Kannst du mir meine Karte stempeln?“, fragte der junge Mann vor meiner Kabine. Ich fuhr das Trennglas hoch und griff nach der Karte.

Welche Station?“, fragte ich.

Jakobsberg.“

Ich nickte und drückte den Stempel auf das dritte Feld. Die Bahnstation Jakobsberg befand sich am nördlichen Rand von Stockholm. Zwei Felder für Innenstadt, drei für die Randbereiche, hatte man mir während der Schulung eingehämmert. „Bitte sehr, du musst am Zentralbahnhof umsteigen“, sagte ich und schob die Karte zurück.

Das kann nicht sein. Ich muss nie umsteigen“, sagte er.

Ich unterdrückte ein Stöhnen. Heute Morgen hatte ich verschlafen. Die Milch im Kühlschrank war ausgelaufen. Jemand hatte mein Kaffeepulver geklaut. Und jetzt das!

Bist du sicher, dass die Station Jakobsberg heißt?“, fragte ich.

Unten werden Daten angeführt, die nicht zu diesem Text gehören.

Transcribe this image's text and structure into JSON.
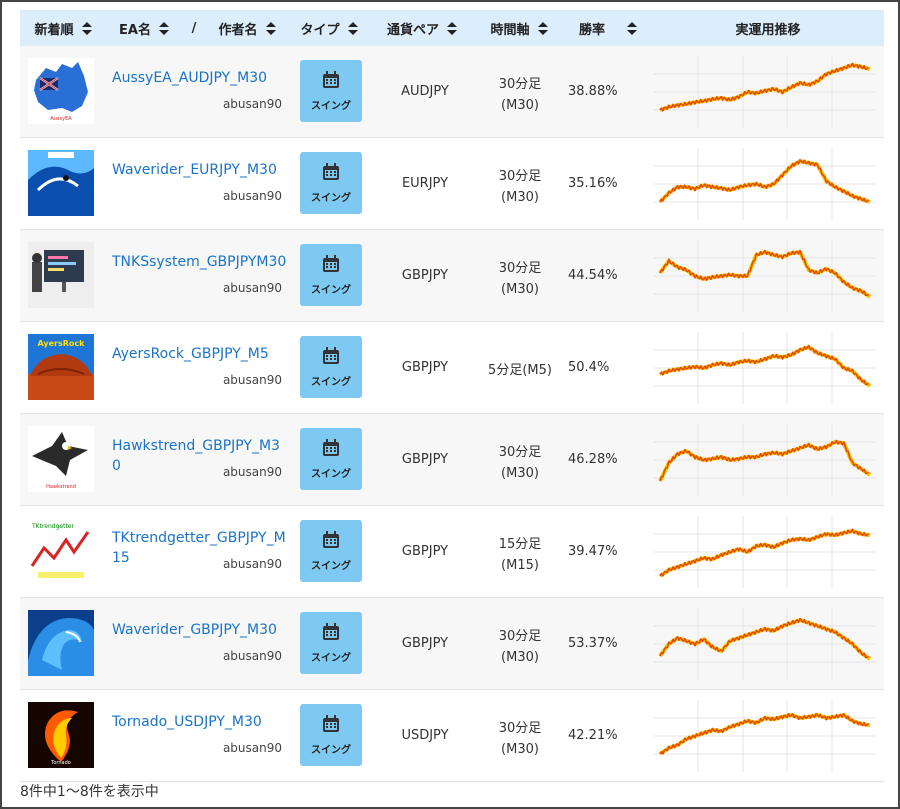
{
  "header": {
    "newest": "新着順",
    "ea_name": "EA名",
    "slash": "/",
    "author": "作者名",
    "type": "タイプ",
    "pair": "通貨ペア",
    "timeframe": "時間軸",
    "win_rate": "勝率",
    "trend": "実運用推移"
  },
  "colors": {
    "header_bg": "#dceefb",
    "link": "#1a73c9",
    "type_button": "#7ec9f2",
    "chart_line": "#e64a0a",
    "chart_fill": "#f6c400"
  },
  "rows": [
    {
      "name": "AussyEA_AUDJPY_M30",
      "author": "abusan90",
      "type": "スイング",
      "pair": "AUDJPY",
      "tf1": "30分足",
      "tf2": "(M30)",
      "win": "38.88%",
      "thumb": "australia-map",
      "trend": [
        0.2,
        0.25,
        0.28,
        0.3,
        0.33,
        0.35,
        0.38,
        0.4,
        0.37,
        0.42,
        0.5,
        0.48,
        0.52,
        0.55,
        0.5,
        0.58,
        0.65,
        0.62,
        0.68,
        0.8,
        0.85,
        0.9,
        0.95,
        0.92,
        0.88
      ]
    },
    {
      "name": "Waverider_EURJPY_M30",
      "author": "abusan90",
      "type": "スイング",
      "pair": "EURJPY",
      "tf1": "30分足",
      "tf2": "(M30)",
      "win": "35.16%",
      "thumb": "ocean-wave-surfer",
      "trend": [
        0.2,
        0.35,
        0.45,
        0.45,
        0.42,
        0.48,
        0.45,
        0.43,
        0.4,
        0.45,
        0.48,
        0.5,
        0.45,
        0.5,
        0.65,
        0.8,
        0.88,
        0.85,
        0.82,
        0.55,
        0.45,
        0.38,
        0.3,
        0.25,
        0.2
      ]
    },
    {
      "name": "TNKSsystem_GBPJPYM30",
      "author": "abusan90",
      "type": "スイング",
      "pair": "GBPJPY",
      "tf1": "30分足",
      "tf2": "(M30)",
      "win": "44.54%",
      "thumb": "trading-monitor",
      "trend": [
        0.55,
        0.75,
        0.65,
        0.6,
        0.5,
        0.45,
        0.48,
        0.5,
        0.52,
        0.5,
        0.5,
        0.85,
        0.9,
        0.85,
        0.82,
        0.88,
        0.9,
        0.6,
        0.55,
        0.62,
        0.55,
        0.4,
        0.3,
        0.25,
        0.15
      ]
    },
    {
      "name": "AyersRock_GBPJPY_M5",
      "author": "abusan90",
      "type": "スイング",
      "pair": "GBPJPY",
      "tf1": "5分足(M5)",
      "tf2": "",
      "win": "50.4%",
      "thumb": "ayers-rock",
      "trend": [
        0.4,
        0.45,
        0.48,
        0.5,
        0.52,
        0.5,
        0.55,
        0.58,
        0.55,
        0.6,
        0.62,
        0.6,
        0.65,
        0.7,
        0.68,
        0.72,
        0.8,
        0.85,
        0.75,
        0.7,
        0.65,
        0.5,
        0.45,
        0.3,
        0.2
      ]
    },
    {
      "name": "Hawkstrend_GBPJPY_M30",
      "author": "abusan90",
      "type": "スイング",
      "pair": "GBPJPY",
      "tf1": "30分足",
      "tf2": "(M30)",
      "win": "46.28%",
      "thumb": "eagle",
      "trend": [
        0.15,
        0.45,
        0.6,
        0.65,
        0.55,
        0.5,
        0.52,
        0.55,
        0.5,
        0.52,
        0.55,
        0.55,
        0.6,
        0.62,
        0.6,
        0.65,
        0.7,
        0.75,
        0.68,
        0.72,
        0.8,
        0.78,
        0.45,
        0.35,
        0.25
      ]
    },
    {
      "name": "TKtrendgetter_GBPJPY_M15",
      "author": "abusan90",
      "type": "スイング",
      "pair": "GBPJPY",
      "tf1": "15分足",
      "tf2": "(M15)",
      "win": "39.47%",
      "thumb": "trend-chart-sign",
      "trend": [
        0.1,
        0.2,
        0.25,
        0.3,
        0.35,
        0.4,
        0.38,
        0.45,
        0.5,
        0.55,
        0.5,
        0.6,
        0.62,
        0.58,
        0.65,
        0.7,
        0.72,
        0.7,
        0.75,
        0.8,
        0.78,
        0.82,
        0.85,
        0.8,
        0.78
      ]
    },
    {
      "name": "Waverider_GBPJPY_M30",
      "author": "abusan90",
      "type": "スイング",
      "pair": "GBPJPY",
      "tf1": "30分足",
      "tf2": "(M30)",
      "win": "53.37%",
      "thumb": "blue-wave",
      "trend": [
        0.3,
        0.5,
        0.6,
        0.55,
        0.5,
        0.58,
        0.45,
        0.38,
        0.55,
        0.6,
        0.65,
        0.7,
        0.75,
        0.72,
        0.8,
        0.85,
        0.9,
        0.85,
        0.8,
        0.75,
        0.7,
        0.6,
        0.5,
        0.35,
        0.25
      ]
    },
    {
      "name": "Tornado_USDJPY_M30",
      "author": "abusan90",
      "type": "スイング",
      "pair": "USDJPY",
      "tf1": "30分足",
      "tf2": "(M30)",
      "win": "42.21%",
      "thumb": "fire-tornado",
      "trend": [
        0.2,
        0.3,
        0.35,
        0.45,
        0.5,
        0.55,
        0.6,
        0.58,
        0.65,
        0.7,
        0.75,
        0.72,
        0.8,
        0.78,
        0.82,
        0.85,
        0.8,
        0.82,
        0.85,
        0.8,
        0.82,
        0.85,
        0.75,
        0.7,
        0.68
      ]
    }
  ],
  "footer": "8件中1〜8件を表示中"
}
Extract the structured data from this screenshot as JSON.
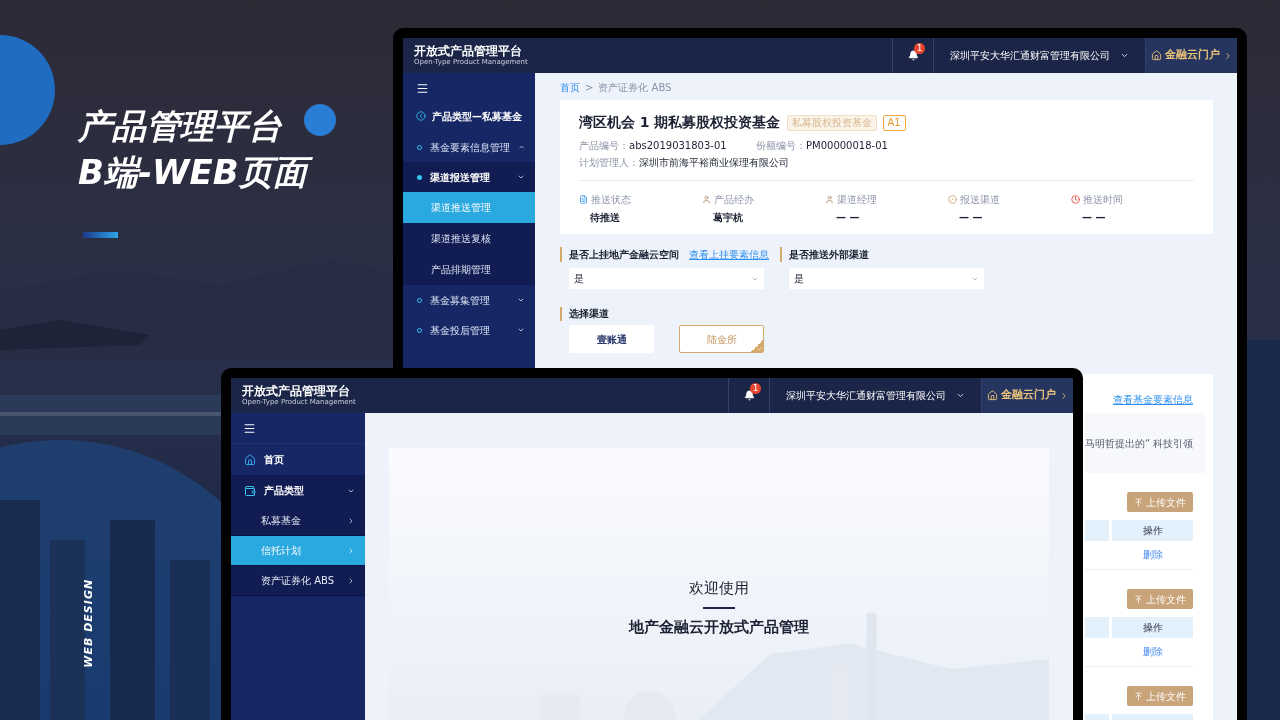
{
  "showcase": {
    "title": "产品管理平台",
    "subtitle": "B端-WEB页面",
    "side_label": "WEB DESIGN"
  },
  "back_window": {
    "brand": {
      "name": "开放式产品管理平台",
      "tagline": "Open-Type Product Management"
    },
    "notification_count": "1",
    "company": "深圳平安大华汇通财富管理有限公司",
    "portal": "金融云门户",
    "sidebar": {
      "back": "产品类型—私募基金",
      "items": [
        {
          "label": "基金要素信息管理",
          "active": false,
          "expanded": true
        },
        {
          "label": "渠道报送管理",
          "active": true,
          "expanded": false,
          "children": [
            {
              "label": "渠道推送管理",
              "selected": true
            },
            {
              "label": "渠道推送复核",
              "selected": false
            },
            {
              "label": "产品排期管理",
              "selected": false
            }
          ]
        },
        {
          "label": "基金募集管理",
          "active": false,
          "expanded": false
        },
        {
          "label": "基金投后管理",
          "active": false,
          "expanded": false
        }
      ]
    },
    "breadcrumb": {
      "items": [
        "首页",
        "资产证券化 ABS"
      ],
      "separator": ">"
    },
    "product": {
      "title": "湾区机会 1 期私募股权投资基金",
      "tags": [
        {
          "text": "私募股权投资基金",
          "kind": "category"
        },
        {
          "text": "A1",
          "kind": "grade"
        }
      ],
      "fields": [
        {
          "label": "产品编号：",
          "value": "abs2019031803-01"
        },
        {
          "label": "份额编号：",
          "value": "PM00000018-01"
        },
        {
          "label": "计划管理人：",
          "value": "深圳市前海平裕商业保理有限公司"
        }
      ],
      "stats": [
        {
          "kind": "status",
          "label": "推送状态",
          "value": "待推送"
        },
        {
          "kind": "handler",
          "label": "产品经办",
          "value": "葛宇杭"
        },
        {
          "kind": "manager",
          "label": "渠道经理",
          "value": "— —"
        },
        {
          "kind": "channel",
          "label": "报送渠道",
          "value": "— —"
        },
        {
          "kind": "time",
          "label": "推送时间",
          "value": "— —"
        }
      ]
    },
    "questions": [
      {
        "label": "是否上挂地产金融云空间",
        "link": "查看上挂要素信息",
        "value": "是"
      },
      {
        "label": "是否推送外部渠道",
        "value": "是"
      }
    ],
    "channels": {
      "label": "选择渠道",
      "options": [
        {
          "label": "壹账通",
          "selected": false
        },
        {
          "label": "陆金所",
          "selected": true
        }
      ]
    },
    "files": {
      "link": "查看基金要素信息",
      "excerpt": "马明哲提出的“ 科技引领",
      "sections": [
        {
          "button": "上传文件",
          "column": "操作",
          "action": "删除"
        },
        {
          "button": "上传文件",
          "column": "操作",
          "action": "删除"
        },
        {
          "button": "上传文件"
        }
      ]
    }
  },
  "front_window": {
    "brand": {
      "name": "开放式产品管理平台",
      "tagline": "Open-Type Product Management"
    },
    "notification_count": "1",
    "company": "深圳平安大华汇通财富管理有限公司",
    "portal": "金融云门户",
    "sidebar": {
      "items": [
        {
          "kind": "home",
          "label": "首页"
        },
        {
          "kind": "category",
          "label": "产品类型",
          "children": [
            {
              "label": "私募基金",
              "selected": false
            },
            {
              "label": "信托计划",
              "selected": true
            },
            {
              "label": "资产证券化 ABS",
              "selected": false
            }
          ]
        }
      ]
    },
    "welcome": {
      "title": "欢迎使用",
      "subtitle": "地产金融云开放式产品管理"
    }
  }
}
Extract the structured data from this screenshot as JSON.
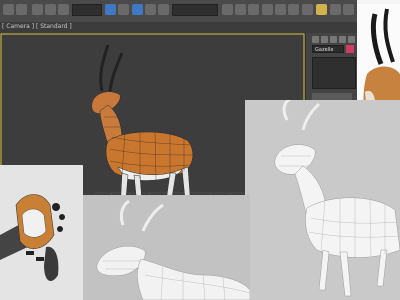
{
  "app": {
    "viewport_label": "[ Camera ] [ Standard ]",
    "object_name": "Gazelle",
    "accent_color": "#3f79c6",
    "object_color": "#d23b63"
  },
  "toolbar": {
    "icons": [
      "undo-icon",
      "redo-icon",
      "link-icon",
      "unlink-icon",
      "bind-icon",
      "select-icon",
      "select-region-icon",
      "move-icon",
      "rotate-icon",
      "scale-icon",
      "snap-icon",
      "angle-snap-icon",
      "percent-snap-icon",
      "mirror-icon",
      "align-icon",
      "layers-icon",
      "curve-editor-icon",
      "material-editor-icon",
      "render-setup-icon",
      "render-frame-icon",
      "render-icon"
    ]
  },
  "command_panel": {
    "tabs": [
      "create-tab",
      "modify-tab",
      "hierarchy-tab",
      "motion-tab",
      "display-tab",
      "utilities-tab"
    ]
  }
}
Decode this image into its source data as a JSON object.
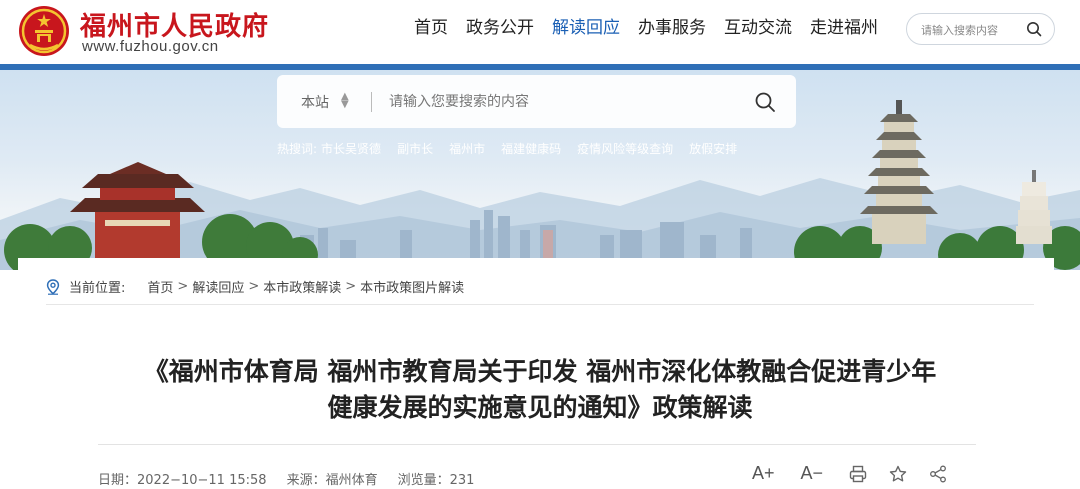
{
  "header": {
    "site_name": "福州市人民政府",
    "site_url": "www.fuzhou.gov.cn",
    "nav": [
      "首页",
      "政务公开",
      "解读回应",
      "办事服务",
      "互动交流",
      "走进福州"
    ],
    "active_nav": "解读回应",
    "search_placeholder": "请输入搜索内容"
  },
  "banner": {
    "scope": "本站",
    "search_placeholder": "请输入您要搜索的内容",
    "hot_label": "热搜词:",
    "hot_items": [
      "市长吴贤德",
      "副市长",
      "福州市",
      "福建健康码",
      "疫情风险等级查询",
      "放假安排"
    ]
  },
  "breadcrumb": {
    "prefix": "当前位置:",
    "items": [
      "首页",
      "解读回应",
      "本市政策解读",
      "本市政策图片解读"
    ],
    "separator": ">"
  },
  "article": {
    "title_line1": "《福州市体育局 福州市教育局关于印发 福州市深化体教融合促进青少年",
    "title_line2": "健康发展的实施意见的通知》政策解读",
    "date": "日期：2022−10−11 15:58",
    "source": "来源：福州体育",
    "views": "浏览量：231"
  },
  "tools": {
    "font_up": "A+",
    "font_down": "A−"
  },
  "colors": {
    "brand_red": "#c8161d",
    "accent_blue": "#2f6fb7",
    "nav_active": "#1a5fb4"
  }
}
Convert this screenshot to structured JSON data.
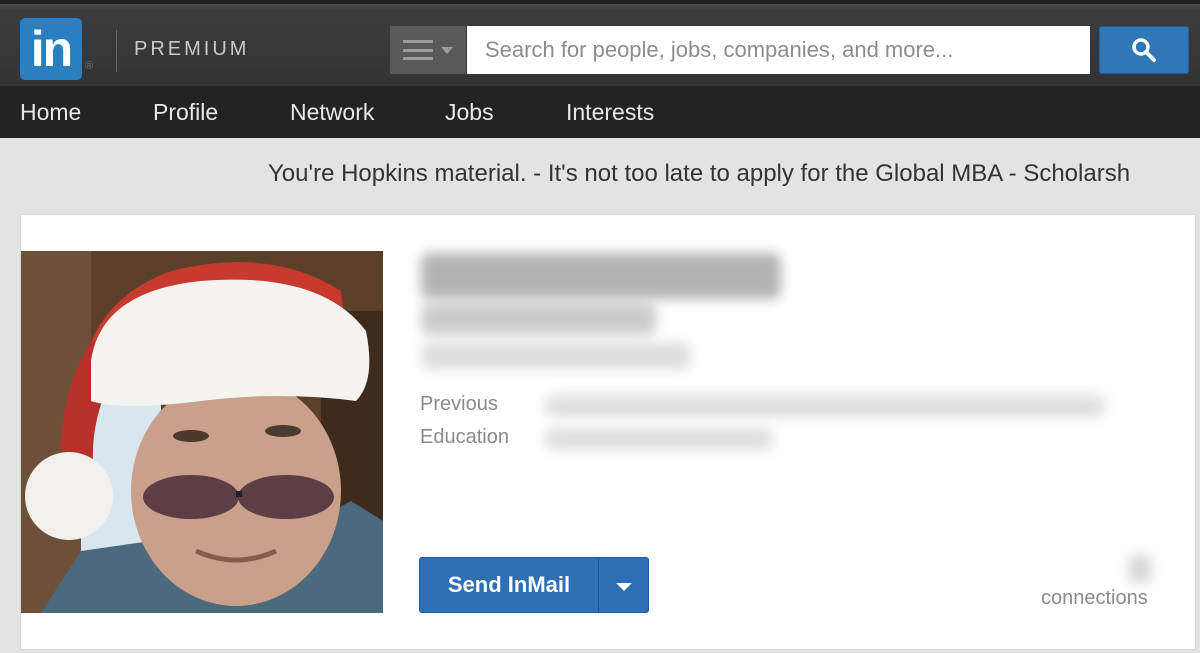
{
  "header": {
    "logo_text": "in",
    "logo_reg": "®",
    "brand_label": "PREMIUM",
    "search": {
      "placeholder": "Search for people, jobs, companies, and more..."
    }
  },
  "nav": {
    "items": [
      "Home",
      "Profile",
      "Network",
      "Jobs",
      "Interests"
    ]
  },
  "ad": {
    "text": "You're Hopkins material. - It's not too late to apply for the Global MBA - Scholarsh"
  },
  "profile": {
    "fields": [
      {
        "label": "Previous"
      },
      {
        "label": "Education"
      }
    ],
    "send_button_label": "Send InMail",
    "connections_label": "connections"
  },
  "colors": {
    "brand_blue": "#2a7fc0",
    "button_blue": "#2f6fb4",
    "topbar": "#333333",
    "navbar": "#232323"
  }
}
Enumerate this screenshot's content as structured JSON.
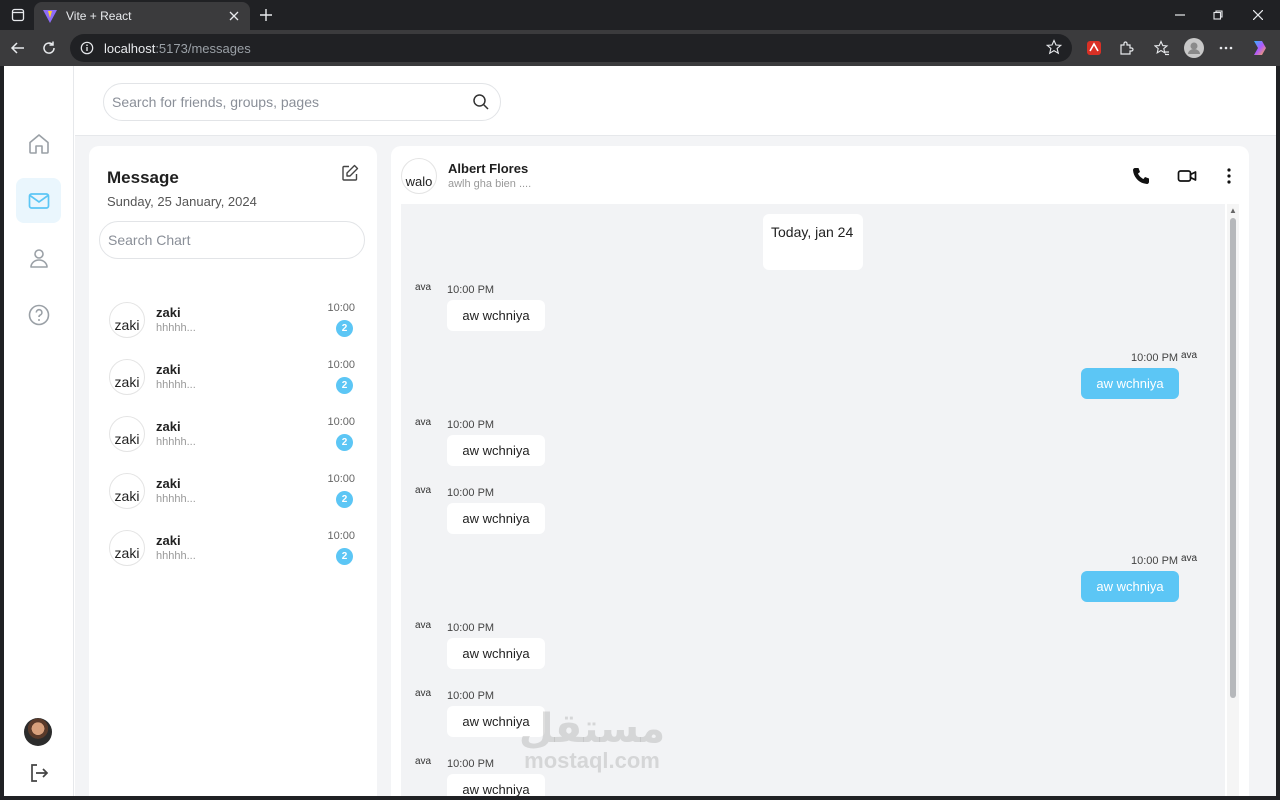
{
  "browser": {
    "tab_title": "Vite + React",
    "url_host": "localhost",
    "url_path": ":5173/messages"
  },
  "app": {
    "search_placeholder": "Search for friends, groups, pages",
    "accent": "#5cc6f5",
    "rail": [
      "home-icon",
      "mail-icon",
      "user-icon",
      "help-icon",
      "logout-icon"
    ]
  },
  "messages_panel": {
    "title": "Message",
    "date": "Sunday, 25 January, 2024",
    "search_placeholder": "Search Chart",
    "conversations": [
      {
        "avatar_alt": "zaki",
        "name": "zaki",
        "preview": "hhhhh...",
        "time": "10:00",
        "unread": "2"
      },
      {
        "avatar_alt": "zaki",
        "name": "zaki",
        "preview": "hhhhh...",
        "time": "10:00",
        "unread": "2"
      },
      {
        "avatar_alt": "zaki",
        "name": "zaki",
        "preview": "hhhhh...",
        "time": "10:00",
        "unread": "2"
      },
      {
        "avatar_alt": "zaki",
        "name": "zaki",
        "preview": "hhhhh...",
        "time": "10:00",
        "unread": "2"
      },
      {
        "avatar_alt": "zaki",
        "name": "zaki",
        "preview": "hhhhh...",
        "time": "10:00",
        "unread": "2"
      }
    ]
  },
  "chat": {
    "contact_avatar_alt": "walo",
    "contact_name": "Albert Flores",
    "contact_status": "awlh gha bien ....",
    "day_label": "Today, jan 24",
    "messages": [
      {
        "dir": "in",
        "time": "10:00 PM",
        "text": "aw wchniya",
        "avatar_alt": "ava"
      },
      {
        "dir": "out",
        "time": "10:00 PM",
        "text": "aw wchniya",
        "avatar_alt": "ava"
      },
      {
        "dir": "in",
        "time": "10:00 PM",
        "text": "aw wchniya",
        "avatar_alt": "ava"
      },
      {
        "dir": "in",
        "time": "10:00 PM",
        "text": "aw wchniya",
        "avatar_alt": "ava"
      },
      {
        "dir": "out",
        "time": "10:00 PM",
        "text": "aw wchniya",
        "avatar_alt": "ava"
      },
      {
        "dir": "in",
        "time": "10:00 PM",
        "text": "aw wchniya",
        "avatar_alt": "ava"
      },
      {
        "dir": "in",
        "time": "10:00 PM",
        "text": "aw wchniya",
        "avatar_alt": "ava"
      },
      {
        "dir": "in",
        "time": "10:00 PM",
        "text": "aw wchniya",
        "avatar_alt": "ava"
      }
    ]
  },
  "watermark": {
    "arabic": "مستقل",
    "latin": "mostaql.com"
  }
}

Ich weiß nicht“, sagte er unsicher. „Irgendwas mit Jakobs Jakobsgatan?“

Ich zückte unauffällig den Straßenatlas mit allen Haltestellen Stockholms. Den Computer vor mir ignorierte ich geflissentlich. Jakobsberg, Jakobsbro kein Jakobsgatan. Ich fing an zu schwitzen.

Weißt du ungefähr, wo die Station ist?“, fragte ich.

Mitten in der Stadt. Kungsträdgarden.“ Ich unterdrückte ein Fluchen und eine scharfe Antwort. Kungsträdgarden hieß zwei Felder. Ich hatte die Karte falsch gestempelt. Jetzt musste ich dem Kunden eine Neue ausstellen, und die Alte ungültig machen. Aber brav bei meinem Chef einreichen, sonst blühte mir die nächste Verwarnung. Ich fingerte in der Schublade nach dem Block mit den neuen Karten.

Einen Augenblick bitte“, flötete ich.

Mach bitte schnell! Ich will meine Bahn nicht verpassen.“

Ich nickte und zog eine neue Karte aus dem Gummiband. Schnell füllte ich sie aus und reichte sie ihm durch den Schlitz. An meinem Schalter hatte sich eine Schlange gebildet. Es musste sich nur einer von denen beschweren, dann bekam ich noch eine Verwarnung. Und so sehr ich diese Arbeit hasste, ich konnte es mir nicht leisten, sie zu verlieren.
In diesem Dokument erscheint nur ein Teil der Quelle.